Mi viene da ridere, perchè alla fin fine la situazione rasenta davvero il ridicolo con questa new entry maschile nella mia vita: rido di rassegnazione perchè ormai ho capito che il tipo in questione da un lato è genuinamente una splendida persona, dall'altra è davvero inutile con i messaggi e la comunicazione in generale. Ora vado a dormire senza una risposta al mio ultimo sms, e in questi giorni passerò le varie fasi dal "mi cadono le braccia", attraverso il "ma perchè fa cosi?" fino al "meglio lasciar perdere", che sarà quando poi si farà sentire con qualche scusa (ma la realtà è che si è dimenticato di rispondere) e ci vedremo e si farà perdonare di tutto.

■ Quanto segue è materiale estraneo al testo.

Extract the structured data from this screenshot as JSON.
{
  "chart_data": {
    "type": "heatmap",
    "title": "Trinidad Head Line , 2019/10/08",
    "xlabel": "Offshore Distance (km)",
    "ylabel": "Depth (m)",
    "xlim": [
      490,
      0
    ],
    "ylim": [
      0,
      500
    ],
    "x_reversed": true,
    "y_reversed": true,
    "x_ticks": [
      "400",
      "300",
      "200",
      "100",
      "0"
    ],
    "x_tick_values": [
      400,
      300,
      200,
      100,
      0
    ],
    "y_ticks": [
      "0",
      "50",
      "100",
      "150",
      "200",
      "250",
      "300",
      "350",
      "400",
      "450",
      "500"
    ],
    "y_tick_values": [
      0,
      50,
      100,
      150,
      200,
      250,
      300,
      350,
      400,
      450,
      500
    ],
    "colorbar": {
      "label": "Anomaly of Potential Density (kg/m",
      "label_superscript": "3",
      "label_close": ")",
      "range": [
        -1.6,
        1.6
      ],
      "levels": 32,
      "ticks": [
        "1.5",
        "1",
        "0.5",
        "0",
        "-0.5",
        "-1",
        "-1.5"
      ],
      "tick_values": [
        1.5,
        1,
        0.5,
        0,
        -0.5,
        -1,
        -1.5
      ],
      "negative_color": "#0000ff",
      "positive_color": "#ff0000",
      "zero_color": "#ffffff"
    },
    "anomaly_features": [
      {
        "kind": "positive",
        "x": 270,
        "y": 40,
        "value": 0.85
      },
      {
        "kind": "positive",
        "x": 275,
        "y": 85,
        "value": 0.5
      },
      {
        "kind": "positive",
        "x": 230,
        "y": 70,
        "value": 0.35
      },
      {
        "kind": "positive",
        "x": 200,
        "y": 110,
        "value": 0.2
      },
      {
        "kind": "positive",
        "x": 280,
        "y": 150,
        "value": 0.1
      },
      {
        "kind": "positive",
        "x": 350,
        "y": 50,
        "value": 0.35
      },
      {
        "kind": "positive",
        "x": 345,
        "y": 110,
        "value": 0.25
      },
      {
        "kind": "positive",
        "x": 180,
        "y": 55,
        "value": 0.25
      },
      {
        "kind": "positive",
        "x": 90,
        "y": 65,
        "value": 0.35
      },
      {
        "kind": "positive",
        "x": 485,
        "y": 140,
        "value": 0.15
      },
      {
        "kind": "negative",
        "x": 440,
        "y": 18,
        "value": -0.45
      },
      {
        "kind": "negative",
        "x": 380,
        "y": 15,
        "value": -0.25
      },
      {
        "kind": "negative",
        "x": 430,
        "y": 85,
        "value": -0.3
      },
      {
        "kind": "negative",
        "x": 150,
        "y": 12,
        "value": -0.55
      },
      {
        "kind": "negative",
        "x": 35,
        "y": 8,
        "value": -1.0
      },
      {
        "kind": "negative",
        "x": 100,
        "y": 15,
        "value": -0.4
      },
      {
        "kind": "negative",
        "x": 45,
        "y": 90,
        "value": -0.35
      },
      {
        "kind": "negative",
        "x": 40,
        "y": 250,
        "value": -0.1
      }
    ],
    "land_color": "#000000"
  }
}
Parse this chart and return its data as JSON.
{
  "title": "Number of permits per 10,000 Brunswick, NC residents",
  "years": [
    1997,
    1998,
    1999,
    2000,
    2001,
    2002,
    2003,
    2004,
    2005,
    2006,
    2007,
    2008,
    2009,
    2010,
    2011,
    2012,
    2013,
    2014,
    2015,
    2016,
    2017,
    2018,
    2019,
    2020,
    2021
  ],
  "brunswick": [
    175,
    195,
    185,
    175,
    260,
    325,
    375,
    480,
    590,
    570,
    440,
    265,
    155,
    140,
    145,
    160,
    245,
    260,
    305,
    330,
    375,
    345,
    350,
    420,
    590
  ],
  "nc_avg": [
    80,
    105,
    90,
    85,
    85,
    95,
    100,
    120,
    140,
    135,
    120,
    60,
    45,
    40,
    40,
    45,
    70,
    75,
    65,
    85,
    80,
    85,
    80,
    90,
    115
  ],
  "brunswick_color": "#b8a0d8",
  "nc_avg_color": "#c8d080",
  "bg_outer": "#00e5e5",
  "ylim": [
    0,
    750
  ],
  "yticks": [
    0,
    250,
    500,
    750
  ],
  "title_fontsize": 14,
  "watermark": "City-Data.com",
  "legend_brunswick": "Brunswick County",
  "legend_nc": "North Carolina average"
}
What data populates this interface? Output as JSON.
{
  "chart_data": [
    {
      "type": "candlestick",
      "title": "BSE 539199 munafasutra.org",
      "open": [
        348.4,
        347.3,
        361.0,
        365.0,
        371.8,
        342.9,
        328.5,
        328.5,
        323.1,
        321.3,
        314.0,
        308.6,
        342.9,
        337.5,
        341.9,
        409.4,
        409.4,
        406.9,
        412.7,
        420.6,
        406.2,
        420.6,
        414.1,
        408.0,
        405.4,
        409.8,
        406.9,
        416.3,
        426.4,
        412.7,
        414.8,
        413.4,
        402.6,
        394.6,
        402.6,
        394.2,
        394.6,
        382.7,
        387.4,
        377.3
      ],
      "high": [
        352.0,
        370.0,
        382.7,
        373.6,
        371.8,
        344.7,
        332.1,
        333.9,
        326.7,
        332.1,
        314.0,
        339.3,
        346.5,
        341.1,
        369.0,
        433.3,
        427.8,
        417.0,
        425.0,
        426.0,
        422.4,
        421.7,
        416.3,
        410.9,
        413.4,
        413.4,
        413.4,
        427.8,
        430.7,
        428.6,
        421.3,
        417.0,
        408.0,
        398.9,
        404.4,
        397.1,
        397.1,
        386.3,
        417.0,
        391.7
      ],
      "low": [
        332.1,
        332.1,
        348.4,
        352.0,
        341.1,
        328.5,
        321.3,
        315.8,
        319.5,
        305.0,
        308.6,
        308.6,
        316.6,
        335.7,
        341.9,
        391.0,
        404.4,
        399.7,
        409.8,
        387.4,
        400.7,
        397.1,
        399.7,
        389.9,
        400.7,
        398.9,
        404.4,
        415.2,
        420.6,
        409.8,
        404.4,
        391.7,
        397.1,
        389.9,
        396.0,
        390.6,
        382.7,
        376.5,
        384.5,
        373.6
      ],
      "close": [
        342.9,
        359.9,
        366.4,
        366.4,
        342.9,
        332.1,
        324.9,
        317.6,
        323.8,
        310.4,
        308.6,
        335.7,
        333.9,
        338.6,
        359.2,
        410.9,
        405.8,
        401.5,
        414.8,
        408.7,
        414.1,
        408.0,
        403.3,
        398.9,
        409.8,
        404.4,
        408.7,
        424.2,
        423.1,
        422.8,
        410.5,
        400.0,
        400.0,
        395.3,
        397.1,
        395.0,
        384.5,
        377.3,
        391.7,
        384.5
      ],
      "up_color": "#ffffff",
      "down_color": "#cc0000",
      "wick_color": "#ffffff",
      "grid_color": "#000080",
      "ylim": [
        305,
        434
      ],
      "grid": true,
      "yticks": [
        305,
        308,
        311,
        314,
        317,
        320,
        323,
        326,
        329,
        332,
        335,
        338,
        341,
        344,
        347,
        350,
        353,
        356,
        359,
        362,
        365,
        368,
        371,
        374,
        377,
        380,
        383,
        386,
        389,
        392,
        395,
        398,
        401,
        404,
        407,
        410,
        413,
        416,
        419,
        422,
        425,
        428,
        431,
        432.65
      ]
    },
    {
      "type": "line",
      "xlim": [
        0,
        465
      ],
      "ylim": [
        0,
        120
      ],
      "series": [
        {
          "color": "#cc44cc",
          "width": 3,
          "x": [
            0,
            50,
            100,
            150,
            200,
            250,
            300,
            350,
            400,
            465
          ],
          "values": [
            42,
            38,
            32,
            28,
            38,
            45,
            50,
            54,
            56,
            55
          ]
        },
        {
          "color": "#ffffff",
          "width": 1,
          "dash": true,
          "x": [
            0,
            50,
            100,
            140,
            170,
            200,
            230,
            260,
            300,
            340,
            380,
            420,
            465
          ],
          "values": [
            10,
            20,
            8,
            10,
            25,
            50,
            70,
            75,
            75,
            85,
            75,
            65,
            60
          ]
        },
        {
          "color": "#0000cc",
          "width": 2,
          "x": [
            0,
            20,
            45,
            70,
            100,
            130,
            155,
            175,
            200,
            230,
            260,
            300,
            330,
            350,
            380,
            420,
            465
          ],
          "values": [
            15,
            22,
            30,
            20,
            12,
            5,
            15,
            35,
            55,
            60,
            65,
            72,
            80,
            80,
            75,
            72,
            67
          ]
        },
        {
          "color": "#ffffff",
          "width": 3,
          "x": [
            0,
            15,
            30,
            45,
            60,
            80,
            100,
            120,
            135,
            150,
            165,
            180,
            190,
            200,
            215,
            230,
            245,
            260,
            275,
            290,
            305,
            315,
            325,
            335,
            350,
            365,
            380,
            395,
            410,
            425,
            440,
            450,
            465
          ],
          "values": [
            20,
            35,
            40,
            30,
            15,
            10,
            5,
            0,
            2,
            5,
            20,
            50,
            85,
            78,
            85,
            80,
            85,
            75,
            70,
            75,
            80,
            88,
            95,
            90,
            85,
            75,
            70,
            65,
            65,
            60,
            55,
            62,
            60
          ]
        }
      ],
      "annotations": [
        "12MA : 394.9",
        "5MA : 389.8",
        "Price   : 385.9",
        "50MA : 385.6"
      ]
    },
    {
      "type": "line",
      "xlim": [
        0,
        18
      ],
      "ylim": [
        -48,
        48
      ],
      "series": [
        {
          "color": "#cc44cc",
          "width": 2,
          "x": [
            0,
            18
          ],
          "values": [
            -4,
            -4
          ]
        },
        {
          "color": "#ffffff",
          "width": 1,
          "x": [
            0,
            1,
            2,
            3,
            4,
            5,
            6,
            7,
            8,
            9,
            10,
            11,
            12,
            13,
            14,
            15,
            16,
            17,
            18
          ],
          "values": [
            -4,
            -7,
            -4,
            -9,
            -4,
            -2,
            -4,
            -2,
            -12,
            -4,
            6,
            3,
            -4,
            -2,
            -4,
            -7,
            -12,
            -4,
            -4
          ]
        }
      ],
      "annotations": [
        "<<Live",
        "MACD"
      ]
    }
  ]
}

Al momento sto anche vagliando varie ipotesi, dal fatto che effettivamente è irlandese in tutto e per tutto (compresa la testa sulle nuvole) al fatto che ha ottomila impegni e secondo me non riesce ad abbandonarne nemmeno mezzo, e tenta disperatamente di creare dal nulla degli spazi nuovi in cui inserire anche me (con poco risultato, ma magari da parte sua è una strafatica).
Fatto sta, che alla fin fine non riesco davvero a mandarlo a quel paese, e mi metto a ridere ogni volta che penso alla sua disorganizzazione e lentezza. In fondo, chi ha più fretta? A ottobre se tutto va bene parto, e chi vuole esserci al mio rientro lo abbraccerò con piacere, e a chi non ci sarà non avrò nè tempo nè voglia di pensare.
Nel frattempo, cerco di adottare la filosofia del "take it easy". Con tanta, tanta fatica, ma anche qualche primo risultato!